A Houston pharmacist has been sentenced to 10 years in prison for his role in a $21 million scheme to fraudulently bill for compounded gels and creams.
George Philip Tompkins, 75, of Houston, was also ordered to pay $12.3 million in restitution, the Department of Justice (DOJ) announced. Tompkins, who described himself as the "Compound King," is the former owner of Piney Point Pharmacy and was convicted by a jury in March on 11 counts of healthcare fraud and three counts of wire fraud.
Tompkins was also convicted of conspiracy to pay and receive kickbacks, conspiracy to commit healthcare fraud and conspiracy to commit money laundering, the DOJ said.
According to court documents, Tompkins and his co-conspirators billed the Department of Labor for about $21.8 million in compounded gels and creams that were not medically necessary and were predicated on kickbacks. The scheme specifically targeted injured state and federal employees, according to the DOJ.
Evidence presented at trial showed that Tompkins and his co-conspirators used several different companies to receive and launder the funds earned through the scheme. Tompkins and others involved in the scheme would disguise the kickback payments as "marketing" expenses, the DOJ said.
The co-conspirators would continue to send the compounded gels and creams to patients even after they complained repeatedly and asked them to stop, according to the DOJ.

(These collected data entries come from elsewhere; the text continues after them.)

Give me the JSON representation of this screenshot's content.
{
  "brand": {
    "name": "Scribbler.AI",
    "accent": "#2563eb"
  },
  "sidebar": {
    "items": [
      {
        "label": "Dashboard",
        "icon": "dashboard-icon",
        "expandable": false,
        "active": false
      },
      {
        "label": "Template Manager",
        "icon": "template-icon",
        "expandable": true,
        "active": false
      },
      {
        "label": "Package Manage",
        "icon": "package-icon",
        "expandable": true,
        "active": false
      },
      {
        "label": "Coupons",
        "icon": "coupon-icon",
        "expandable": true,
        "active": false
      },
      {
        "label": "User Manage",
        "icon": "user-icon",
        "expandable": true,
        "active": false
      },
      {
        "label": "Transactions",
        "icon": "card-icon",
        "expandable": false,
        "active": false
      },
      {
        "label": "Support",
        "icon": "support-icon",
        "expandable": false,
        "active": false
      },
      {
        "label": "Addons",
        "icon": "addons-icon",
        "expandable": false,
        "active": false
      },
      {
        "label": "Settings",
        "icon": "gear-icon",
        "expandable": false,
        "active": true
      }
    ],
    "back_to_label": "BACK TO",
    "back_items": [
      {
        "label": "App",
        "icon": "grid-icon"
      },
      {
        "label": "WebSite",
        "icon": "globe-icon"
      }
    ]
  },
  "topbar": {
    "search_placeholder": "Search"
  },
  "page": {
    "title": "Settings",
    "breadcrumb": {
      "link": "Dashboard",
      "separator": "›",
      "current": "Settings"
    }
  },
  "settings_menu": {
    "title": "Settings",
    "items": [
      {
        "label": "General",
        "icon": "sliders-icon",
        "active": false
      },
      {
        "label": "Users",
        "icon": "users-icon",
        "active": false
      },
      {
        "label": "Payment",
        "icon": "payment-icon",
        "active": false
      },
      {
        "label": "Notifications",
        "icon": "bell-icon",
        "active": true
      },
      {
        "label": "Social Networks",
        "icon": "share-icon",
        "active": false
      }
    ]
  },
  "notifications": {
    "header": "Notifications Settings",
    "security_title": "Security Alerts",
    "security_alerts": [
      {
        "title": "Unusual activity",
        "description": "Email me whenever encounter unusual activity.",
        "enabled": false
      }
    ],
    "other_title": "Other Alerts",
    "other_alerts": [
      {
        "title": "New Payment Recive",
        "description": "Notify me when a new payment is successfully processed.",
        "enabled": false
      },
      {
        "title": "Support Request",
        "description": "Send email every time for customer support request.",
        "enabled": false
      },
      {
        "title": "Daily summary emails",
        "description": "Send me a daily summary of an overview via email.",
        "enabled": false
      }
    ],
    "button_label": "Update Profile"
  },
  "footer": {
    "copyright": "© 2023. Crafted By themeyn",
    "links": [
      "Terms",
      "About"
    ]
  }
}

Tompkins was sentenced alongside his wife, Marene Kathryn Tompkins, 68, of Houston, the DOJ said, who is the former vice president of Piney Point Pharmacy.
Marene Kathryn Tompkins pleaded guilty to one count of conspiracy to pay kickbacks before trial and was sentenced to 30 days of home confinement and three years of supervised release. She was also ordered to pay $950,745 in restitution.